Petra von Kant’ın Acı Gözyaşları – Die bitteren Tränen der Petra von Kant (1972)
Yönetmen: Rainer Werner Fassbinder
Her insanın içinde var olan o derin yalnızlığı ve başka insanlara muhtaçlığı, tiyatro dilinin mükemmel bir şekilde sinemaya aktarılmasıyla anlatabilen bir Fassbinder filmi. Sanatsal anlatımdaki gerçekçiliği anladığım film. İlk izlediğimde neredeyse bayılmıştım.
Kiracı – The Tenat (1972)
Yönetmen: Roman Polanski
Polanski, yabancılığın ve marjinalliğin verdiği o eziklik hissini ve paranoyayı korku filmine dökerek anlatması, tür filminin ne olabileceğini bana göstermişti: Anlatılamayanı hissettirmek.
İyi İş – Beau travail (1999)
Yönetmen: Claire Denis
Erkek vücüdunun şiddetini ve güzelliğini, erkekler arasındaki rekabeti ve çekiciliği yoğun bir hissiyat ile anlatan, beni her defasında etkileyen sanat eseri.
Bataklık – La ciénaga (2001)
Yönetmen: Lucrecia Martel
Sınıf farkını, buharlı bir atmosfer yaratarak, metafor kullanmadan metafor gibi anlatan, çok etkileyici film.
Hayalet Dünya – Ghost World (2001)
Yönetmen: Terry Zwigoff
American Underground Comic ruhunu sinema diline taşıyabilen çok nadir, belki de tek trajikomik şaheser.
Uzak (2002)
Yönetmen: Nuri Bilge Ceylan
Bireyin kendine ve çevresine yabancılaşmasını başka hiçbir film bu kadar mükemmel bir şekilde ifade edemez. Ezbere bildigim, en çok izlediğim film. PPP’den sonra NBC.

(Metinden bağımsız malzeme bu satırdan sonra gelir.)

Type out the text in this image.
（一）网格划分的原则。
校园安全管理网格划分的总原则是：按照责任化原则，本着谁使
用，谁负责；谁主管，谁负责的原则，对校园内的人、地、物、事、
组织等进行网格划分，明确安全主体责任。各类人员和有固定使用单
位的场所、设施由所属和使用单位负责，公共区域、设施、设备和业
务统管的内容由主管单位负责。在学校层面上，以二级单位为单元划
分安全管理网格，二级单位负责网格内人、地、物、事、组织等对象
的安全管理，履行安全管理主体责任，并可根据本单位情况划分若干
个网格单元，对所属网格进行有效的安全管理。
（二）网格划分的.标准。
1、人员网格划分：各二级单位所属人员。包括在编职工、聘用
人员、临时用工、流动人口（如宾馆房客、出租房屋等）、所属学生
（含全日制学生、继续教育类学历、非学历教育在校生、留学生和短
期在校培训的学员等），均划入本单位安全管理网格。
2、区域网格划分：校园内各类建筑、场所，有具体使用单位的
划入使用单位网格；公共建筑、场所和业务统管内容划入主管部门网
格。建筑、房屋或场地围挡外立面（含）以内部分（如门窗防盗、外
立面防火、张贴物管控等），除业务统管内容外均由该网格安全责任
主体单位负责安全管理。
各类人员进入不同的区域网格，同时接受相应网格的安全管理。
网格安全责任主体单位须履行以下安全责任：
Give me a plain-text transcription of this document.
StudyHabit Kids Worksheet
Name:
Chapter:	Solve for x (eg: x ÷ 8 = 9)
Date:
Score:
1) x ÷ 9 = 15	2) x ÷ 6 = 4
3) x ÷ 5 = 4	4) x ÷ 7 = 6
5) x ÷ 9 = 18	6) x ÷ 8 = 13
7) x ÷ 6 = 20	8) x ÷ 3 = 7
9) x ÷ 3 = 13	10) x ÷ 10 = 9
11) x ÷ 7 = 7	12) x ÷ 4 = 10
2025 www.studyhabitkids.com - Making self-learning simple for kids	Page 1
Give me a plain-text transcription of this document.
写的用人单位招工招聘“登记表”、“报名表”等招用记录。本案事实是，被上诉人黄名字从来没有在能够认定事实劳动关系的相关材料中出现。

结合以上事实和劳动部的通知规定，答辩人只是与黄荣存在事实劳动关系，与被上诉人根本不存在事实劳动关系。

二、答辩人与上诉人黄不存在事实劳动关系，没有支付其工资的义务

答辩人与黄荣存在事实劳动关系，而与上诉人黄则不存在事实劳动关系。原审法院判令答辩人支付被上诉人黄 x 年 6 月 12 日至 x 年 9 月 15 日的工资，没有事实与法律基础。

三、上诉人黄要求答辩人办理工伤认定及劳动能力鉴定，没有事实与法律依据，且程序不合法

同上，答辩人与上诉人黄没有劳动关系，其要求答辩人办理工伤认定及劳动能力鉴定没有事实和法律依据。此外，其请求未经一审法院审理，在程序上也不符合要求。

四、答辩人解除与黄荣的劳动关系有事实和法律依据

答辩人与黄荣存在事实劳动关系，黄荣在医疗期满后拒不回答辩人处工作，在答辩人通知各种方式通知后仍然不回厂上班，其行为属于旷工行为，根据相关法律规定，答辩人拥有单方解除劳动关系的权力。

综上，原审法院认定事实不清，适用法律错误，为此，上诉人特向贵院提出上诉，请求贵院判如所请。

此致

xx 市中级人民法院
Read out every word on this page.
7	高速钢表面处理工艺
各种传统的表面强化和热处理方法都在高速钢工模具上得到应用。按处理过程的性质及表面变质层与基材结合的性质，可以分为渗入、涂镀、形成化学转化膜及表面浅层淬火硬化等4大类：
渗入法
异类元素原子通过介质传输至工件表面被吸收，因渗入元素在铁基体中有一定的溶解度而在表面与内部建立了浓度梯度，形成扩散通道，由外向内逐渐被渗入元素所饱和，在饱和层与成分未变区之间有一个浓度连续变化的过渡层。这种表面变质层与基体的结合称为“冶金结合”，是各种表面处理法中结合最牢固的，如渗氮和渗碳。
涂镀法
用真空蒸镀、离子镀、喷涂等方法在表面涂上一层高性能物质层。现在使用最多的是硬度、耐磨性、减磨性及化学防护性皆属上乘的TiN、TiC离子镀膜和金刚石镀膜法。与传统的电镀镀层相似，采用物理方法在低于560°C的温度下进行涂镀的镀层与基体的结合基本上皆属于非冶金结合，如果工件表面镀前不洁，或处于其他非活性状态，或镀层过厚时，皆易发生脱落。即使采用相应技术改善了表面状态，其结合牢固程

Sessiz Işık – Stellet Licht (2009)
Yönetmen: Carlos Reygadas
“Peace is stronger than love”. Basit bir hikâye ile inancın gerçekçiliğini ve metafiziği mükemmel resimlerle, dua gibi anlatan film.
Tepenin Ardı (2012)
Yönetmen: Emin Alper
The Othering’in (diğerleştirme) duygusallığını hissettirebilen evrensel bir film. İnsanlar ve toplumlar arasındaki ilişkileri ele alan kompleks felsefi soruları kısa sürede anlatabilen bir şaheser.